A relatora promete entregar um relatório final para ser votado. Ela afirma que a CPI foi prejudicada por “senadores que trabalham contra”.
“Diante de retaliações, fake news e coisas não provadas, eu ergui minha cabeça. Ameaçaram esvaziar a CPI, que é o que está acontecendo. Quem esvaziou é o culpado. Eu falei: ‘vou ser a última pessoa a sair daqui’. Vou entregar o meu relatório. Se não quiserem votar, não votem”, afirmou à reportagem, em março.
Nesta terça, ela afirmou não estar segura sobre a manutenção do acordo de prorrogação, embora ainda não estivesse com seu relatório final pronto.
Antes de pedir a prisão em flagrante de um depoente, a estratégia da senadora para dar sobrevida à CPI e repovoar o plenário era trazer para depoimentos influenciadores que divulgam apostas legais e ilegais.
A retomada seria com a convocação de Deolane Bezerra, influenciadora com mais de 21 milhões de seguidores no Instagram e investigada na Operação Integration, em Pernambuco, por suspeita de envolvimento com jogos ilegais.
Também estava nos planos da relatora a convocação de Pamela Drudi, mulher de Fernandinho OIG, o empresário que relatou um suposto pedido de propina. O objetivo era reacender a polêmica da extorsão e forçar o ressurgimento dos senadores que esvaziaram a CPI.

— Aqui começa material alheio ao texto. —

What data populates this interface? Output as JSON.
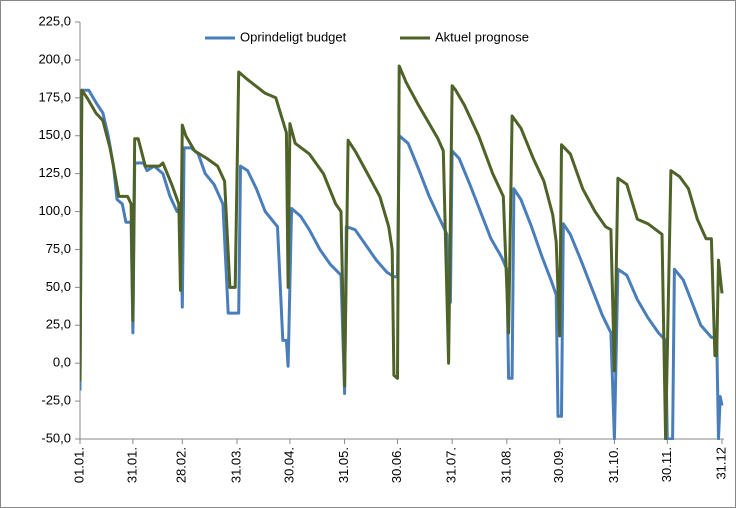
{
  "chart_data": {
    "type": "line",
    "legend": "top",
    "xlim": [
      0,
      364
    ],
    "xticks": [
      {
        "value": 0,
        "label": "01.01."
      },
      {
        "value": 30,
        "label": "31.01."
      },
      {
        "value": 58,
        "label": "28.02."
      },
      {
        "value": 89,
        "label": "31.03."
      },
      {
        "value": 119,
        "label": "30.04."
      },
      {
        "value": 150,
        "label": "31.05."
      },
      {
        "value": 180,
        "label": "30.06."
      },
      {
        "value": 211,
        "label": "31.07."
      },
      {
        "value": 242,
        "label": "31.08."
      },
      {
        "value": 272,
        "label": "30.09."
      },
      {
        "value": 303,
        "label": "31.10."
      },
      {
        "value": 333,
        "label": "30.11."
      },
      {
        "value": 364,
        "label": "31.12"
      }
    ],
    "ylim": [
      -50,
      225
    ],
    "yticks": [
      {
        "value": -50,
        "label": "-50,0"
      },
      {
        "value": -25,
        "label": "-25,0"
      },
      {
        "value": 0,
        "label": "0,0"
      },
      {
        "value": 25,
        "label": "25,0"
      },
      {
        "value": 50,
        "label": "50,0"
      },
      {
        "value": 75,
        "label": "75,0"
      },
      {
        "value": 100,
        "label": "100,0"
      },
      {
        "value": 125,
        "label": "125,0"
      },
      {
        "value": 150,
        "label": "150,0"
      },
      {
        "value": 175,
        "label": "175,0"
      },
      {
        "value": 200,
        "label": "200,0"
      },
      {
        "value": 225,
        "label": "225,0"
      }
    ],
    "series": [
      {
        "name": "Oprindeligt budget",
        "color": "#4a7ebb",
        "x": [
          0,
          1,
          5,
          9,
          13,
          16,
          19,
          21,
          24,
          26,
          29,
          30,
          31,
          36,
          38,
          42,
          47,
          51,
          55,
          57,
          58,
          59,
          63,
          67,
          71,
          76,
          81,
          84,
          90,
          91,
          95,
          100,
          105,
          112,
          115,
          117,
          118,
          120,
          125,
          130,
          136,
          142,
          148,
          150,
          151,
          156,
          162,
          168,
          174,
          178,
          180,
          181,
          186,
          192,
          198,
          204,
          208,
          209,
          210,
          211,
          215,
          221,
          227,
          233,
          239,
          242,
          243,
          245,
          246,
          250,
          256,
          262,
          267,
          270,
          271,
          273,
          274,
          278,
          284,
          290,
          296,
          301,
          303,
          305,
          310,
          316,
          322,
          328,
          332,
          333,
          336,
          337,
          342,
          347,
          352,
          358,
          361,
          362,
          363,
          364
        ],
        "values": [
          -18,
          180,
          180,
          172,
          165,
          150,
          130,
          108,
          105,
          93,
          93,
          20,
          132,
          132,
          127,
          130,
          125,
          110,
          100,
          100,
          37,
          142,
          142,
          138,
          125,
          118,
          105,
          33,
          33,
          130,
          127,
          115,
          100,
          90,
          15,
          15,
          -2,
          102,
          97,
          88,
          75,
          65,
          58,
          -20,
          90,
          88,
          78,
          68,
          60,
          57,
          57,
          150,
          145,
          128,
          110,
          95,
          85,
          50,
          40,
          140,
          135,
          118,
          100,
          82,
          70,
          62,
          -10,
          -10,
          115,
          108,
          90,
          70,
          55,
          45,
          -35,
          -35,
          92,
          85,
          68,
          50,
          32,
          20,
          -50,
          62,
          58,
          42,
          30,
          20,
          15,
          -50,
          -50,
          62,
          55,
          40,
          25,
          17,
          17,
          -50,
          -22,
          -28
        ]
      },
      {
        "name": "Aktuel prognose",
        "color": "#4f6228",
        "x": [
          0,
          1,
          4,
          9,
          13,
          17,
          19,
          22,
          27,
          29,
          30,
          31,
          33,
          37,
          45,
          47,
          52,
          56,
          57,
          58,
          60,
          65,
          72,
          78,
          82,
          85,
          88,
          90,
          95,
          105,
          111,
          117,
          118,
          119,
          122,
          130,
          138,
          145,
          148,
          150,
          152,
          156,
          163,
          170,
          175,
          177,
          178,
          180,
          181,
          185,
          192,
          197,
          203,
          206,
          209,
          211,
          213,
          218,
          226,
          234,
          240,
          243,
          245,
          250,
          257,
          263,
          268,
          270,
          272,
          273,
          278,
          285,
          292,
          298,
          301,
          303,
          305,
          310,
          316,
          322,
          330,
          332,
          335,
          340,
          345,
          350,
          355,
          358,
          360,
          361,
          362,
          364
        ],
        "values": [
          -12,
          180,
          175,
          165,
          160,
          142,
          130,
          110,
          110,
          105,
          28,
          148,
          148,
          130,
          130,
          132,
          118,
          105,
          48,
          157,
          150,
          140,
          135,
          130,
          120,
          50,
          50,
          192,
          187,
          178,
          175,
          152,
          50,
          158,
          145,
          138,
          125,
          105,
          100,
          -15,
          147,
          140,
          125,
          110,
          90,
          75,
          -8,
          -10,
          196,
          185,
          170,
          160,
          148,
          140,
          0,
          183,
          180,
          170,
          150,
          125,
          110,
          20,
          163,
          155,
          135,
          120,
          98,
          80,
          18,
          144,
          138,
          115,
          100,
          90,
          88,
          -5,
          122,
          118,
          95,
          92,
          85,
          -50,
          127,
          123,
          115,
          95,
          82,
          82,
          5,
          5,
          68,
          46
        ]
      }
    ]
  }
}
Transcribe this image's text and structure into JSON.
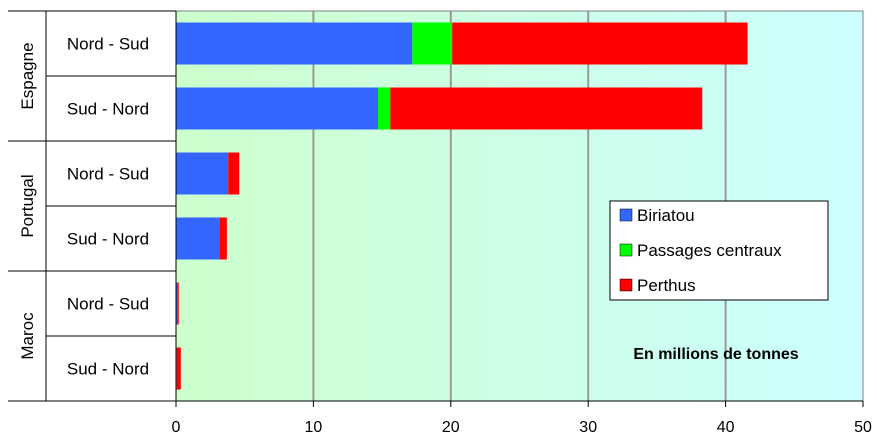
{
  "chart_data": {
    "type": "bar",
    "orientation": "horizontal",
    "stacked": true,
    "groups": [
      {
        "label": "Espagne",
        "categories": [
          "Nord - Sud",
          "Sud - Nord"
        ]
      },
      {
        "label": "Portugal",
        "categories": [
          "Nord - Sud",
          "Sud - Nord"
        ]
      },
      {
        "label": "Maroc",
        "categories": [
          "Nord - Sud",
          "Sud - Nord"
        ]
      }
    ],
    "categories": [
      "Espagne Nord - Sud",
      "Espagne Sud - Nord",
      "Portugal Nord - Sud",
      "Portugal Sud - Nord",
      "Maroc Nord - Sud",
      "Maroc Sud - Nord"
    ],
    "series": [
      {
        "name": "Biriatou",
        "color": "#3366FF",
        "values": [
          17.2,
          14.7,
          3.8,
          3.2,
          0.1,
          0.05
        ]
      },
      {
        "name": "Passages centraux",
        "color": "#00FF00",
        "values": [
          2.9,
          0.9,
          0.0,
          0.0,
          0.0,
          0.0
        ]
      },
      {
        "name": "Perthus",
        "color": "#FF0000",
        "values": [
          21.5,
          22.7,
          0.8,
          0.5,
          0.1,
          0.3
        ]
      }
    ],
    "xlim": [
      0,
      50
    ],
    "xticks": [
      0,
      10,
      20,
      30,
      40,
      50
    ],
    "grid": true,
    "legend_position": "right",
    "annotation": "En millions de tonnes"
  }
}
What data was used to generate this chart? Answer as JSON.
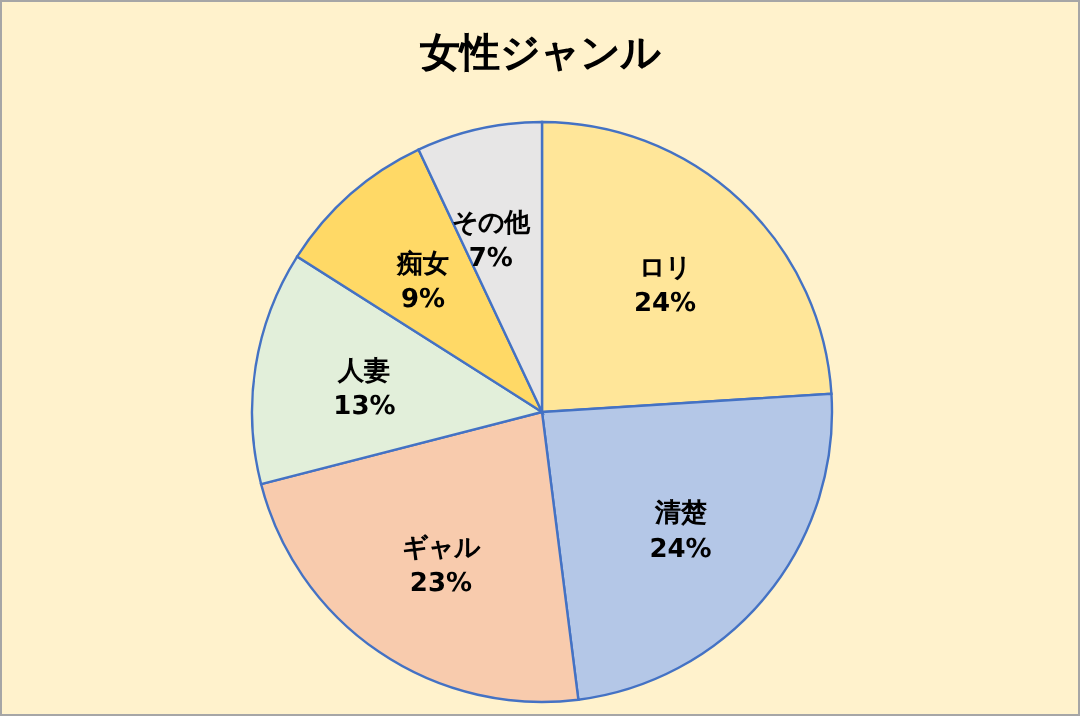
{
  "chart_data": {
    "type": "pie",
    "title": "女性ジャンル",
    "categories": [
      "ロリ",
      "清楚",
      "ギャル",
      "人妻",
      "痴女",
      "その他"
    ],
    "values": [
      24,
      24,
      23,
      13,
      9,
      7
    ],
    "colors": [
      "#ffe699",
      "#b4c7e7",
      "#f8cbad",
      "#e2efda",
      "#ffd966",
      "#e7e6e6"
    ],
    "value_labels": [
      "24%",
      "24%",
      "23%",
      "13%",
      "9%",
      "7%"
    ]
  }
}
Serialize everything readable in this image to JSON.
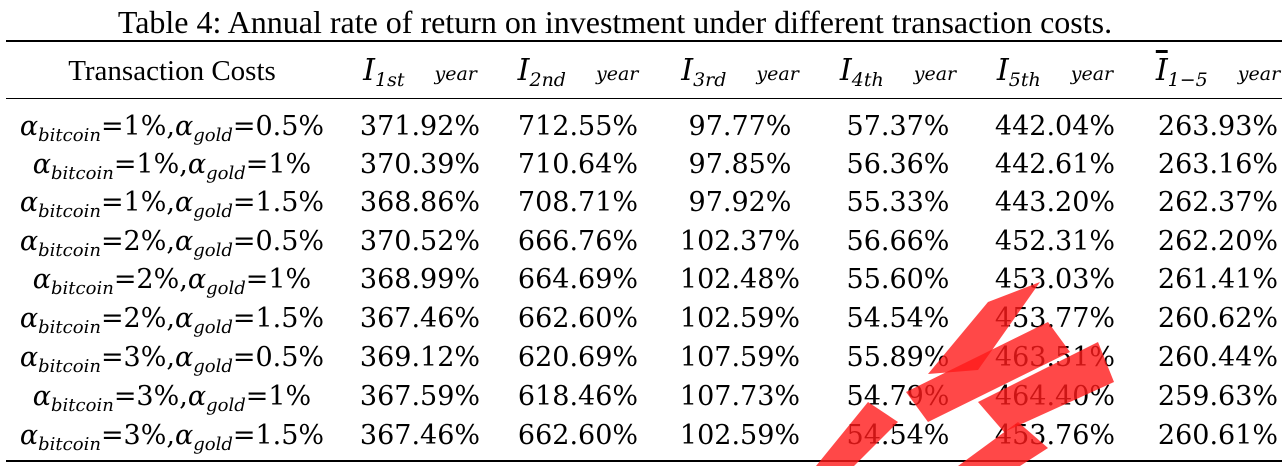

“É o que quero (reacender o debate sobre a extorsão). Aquele senhor, inclusive, o Sílvio, protocolou aqui pedido para ser ouvido. Que votem. Eu quero ouvi-lo, porque ele foi caluniado junto comigo”, disse.
Os planos, entretanto, foram frustrados pela Justiça. Deolane conseguiu uma decisão do Supremo Tribunal Federal (STF) que a desobrigou de comparecer, e a CPI não analisou uma eventual convocação de Pamela Drudi.
Substituto eventual de Soraya na relatoria, o senador Izalci Lucas (PSDB-DF) afirma que o prazo de extensão acordado é pequeno. “Deve ser dado mais uns 40 dias, o prazo que não usamos no recesso. Com isso temos chance de concluir, evidentemente apenas com sugestões para mudar a legislação”, disse.